4 - Le taux maximum du remboursement forfaitaire accordé par l'Etat aux candidats ayant recueilli au moins 5 % des suffrages exprimés serait, pour l'élection présidentielle, aligné sur celui applicable pour les autres scrutins (soit 50% du montant du plafond applicable ).

Le remboursement pourrait donc atteindre, pour un candidat présent au premier tour seulement, 47,18 millions de francs et, pour chaque candidat au second tour, 63,02 millions de francs.

5 - Votre commission des Lois s'est opposée à l'institution d'une procédure de réexamen des comptes de campagne approuvés par le Conseil constitutionnel, procédure qui serait contraire à l'article 62 de la Constitution .

*

Sous le bénéfice de ces observations, et sous réserve des amendements qu'elle vous soumet, votre commission des Lois vous propose d'adopter le présent projet de loi organique.

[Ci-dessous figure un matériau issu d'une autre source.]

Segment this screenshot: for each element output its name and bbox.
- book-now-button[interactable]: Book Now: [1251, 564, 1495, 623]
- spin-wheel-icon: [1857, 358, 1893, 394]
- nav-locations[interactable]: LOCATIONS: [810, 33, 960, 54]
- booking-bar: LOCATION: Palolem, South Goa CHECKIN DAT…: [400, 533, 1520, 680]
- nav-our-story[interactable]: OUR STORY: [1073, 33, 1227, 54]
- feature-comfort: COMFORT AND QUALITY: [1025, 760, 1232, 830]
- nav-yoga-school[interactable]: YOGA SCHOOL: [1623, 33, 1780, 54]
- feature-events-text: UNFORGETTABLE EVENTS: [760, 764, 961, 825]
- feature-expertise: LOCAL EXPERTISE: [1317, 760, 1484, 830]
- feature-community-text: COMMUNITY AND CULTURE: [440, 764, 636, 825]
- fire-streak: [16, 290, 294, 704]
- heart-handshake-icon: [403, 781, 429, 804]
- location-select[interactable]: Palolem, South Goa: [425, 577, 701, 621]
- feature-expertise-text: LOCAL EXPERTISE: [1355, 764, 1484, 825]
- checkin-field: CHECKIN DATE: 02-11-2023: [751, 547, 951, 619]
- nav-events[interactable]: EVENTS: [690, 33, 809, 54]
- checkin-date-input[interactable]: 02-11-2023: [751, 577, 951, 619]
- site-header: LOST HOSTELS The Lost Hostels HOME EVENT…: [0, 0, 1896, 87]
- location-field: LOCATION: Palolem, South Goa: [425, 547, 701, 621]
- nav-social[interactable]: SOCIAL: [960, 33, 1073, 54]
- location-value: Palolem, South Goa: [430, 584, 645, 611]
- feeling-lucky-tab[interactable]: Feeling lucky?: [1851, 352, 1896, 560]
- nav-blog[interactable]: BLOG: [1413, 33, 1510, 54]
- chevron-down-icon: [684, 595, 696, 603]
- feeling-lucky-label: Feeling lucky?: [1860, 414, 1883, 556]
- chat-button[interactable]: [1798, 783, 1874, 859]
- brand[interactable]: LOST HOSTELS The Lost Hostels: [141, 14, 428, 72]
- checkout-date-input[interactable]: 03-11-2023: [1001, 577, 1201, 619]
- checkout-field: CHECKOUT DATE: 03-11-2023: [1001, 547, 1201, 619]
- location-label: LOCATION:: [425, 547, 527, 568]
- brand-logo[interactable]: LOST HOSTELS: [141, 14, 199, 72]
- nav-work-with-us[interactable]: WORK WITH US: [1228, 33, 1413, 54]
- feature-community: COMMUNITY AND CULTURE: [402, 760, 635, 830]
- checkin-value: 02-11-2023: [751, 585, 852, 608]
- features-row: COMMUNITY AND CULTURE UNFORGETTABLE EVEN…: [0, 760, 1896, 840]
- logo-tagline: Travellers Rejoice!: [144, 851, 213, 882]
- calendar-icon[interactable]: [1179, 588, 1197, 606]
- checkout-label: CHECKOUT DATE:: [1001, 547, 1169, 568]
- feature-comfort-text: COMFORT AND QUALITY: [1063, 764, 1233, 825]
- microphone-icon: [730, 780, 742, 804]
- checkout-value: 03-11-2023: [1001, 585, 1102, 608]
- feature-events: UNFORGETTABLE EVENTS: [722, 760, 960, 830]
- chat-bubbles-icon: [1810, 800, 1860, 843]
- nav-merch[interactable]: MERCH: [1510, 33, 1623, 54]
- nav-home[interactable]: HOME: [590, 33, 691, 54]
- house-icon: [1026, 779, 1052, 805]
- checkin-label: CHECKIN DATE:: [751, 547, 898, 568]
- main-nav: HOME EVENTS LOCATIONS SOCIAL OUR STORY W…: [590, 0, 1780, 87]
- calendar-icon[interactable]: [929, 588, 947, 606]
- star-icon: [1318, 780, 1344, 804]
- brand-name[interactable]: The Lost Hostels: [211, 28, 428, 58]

* 7 "  Les décisions du Conseil constitutionnel ne sont susceptibles d'aucun recours. Elles s'imposent aux pouvoirs publics et à toutes les autorités administratives et juridictionnelles. "

* 8 Décisions n° 92-313 DC du 23 septembre 1992 : " considérant que la compétence du Conseil constitutionnel est strictement délimitée par la Constitution ; qu'elle n'est susceptible d'être précisée et complétée par voie de loi organique que dans le respect des principes posés par le texte constitutionnel. "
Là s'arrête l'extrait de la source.